Every student of photography will have their own list of favourite photographers. Perhaps we live in the hope that a well crafted list will somehow reflect well on our own ‘maturity’ as a photographer. Bathing in the light of a famous photographer, citing a photographer as an ‘early influence’, having a selfie with a well-known photographer – Ha! I guess we have all done it. At the very least, I plead guilty …

But it’s one thing to vacuously associate yourself with other photographers and quite another to study their pictures deeply. We all learn by copying. Bach used to make the point that he educated himself and learned how to make music by studying the work of other composers.
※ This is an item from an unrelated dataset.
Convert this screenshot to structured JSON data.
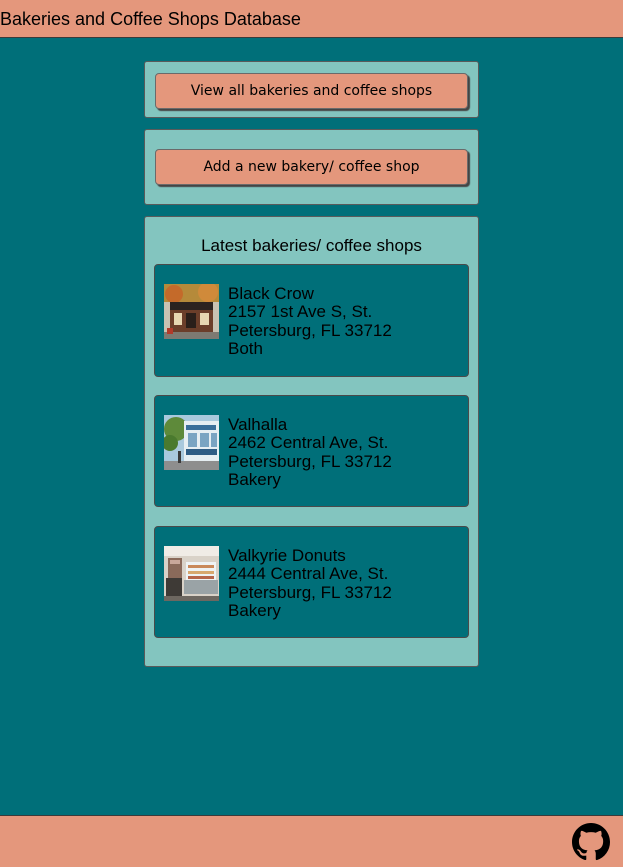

My Aikido teacher, Ezra-Shihan, used to tell me ‘try and steal what that teacher has and make it our own’. He did not mean ‘steal a technique’. He meant ‘steal his aura’.

Mimesis has a long history of usage from Plato all the way to modern philosophers and over that time the term has acquired a range of meanings. In this context I am drawn not to the usual sense of the word as mimicry but to its sense as ‘receptivity’.

It is in this sense that I like to relate to other photographers. It is not a question of plagiarising someone else’s photographs. It’s more a question of being receptive to their vision, to how they see. It’s not about the specific content or referent of the photograph, a face for example, but more about how they saw that face, its sense.

I keep a list of pictures that I admire on pinterest which I add to and take away from quite often. It is drawn from a wide range of styles and techniques and eras. Looking at them frequently and editing/ re-organising them increases my receptivity to them.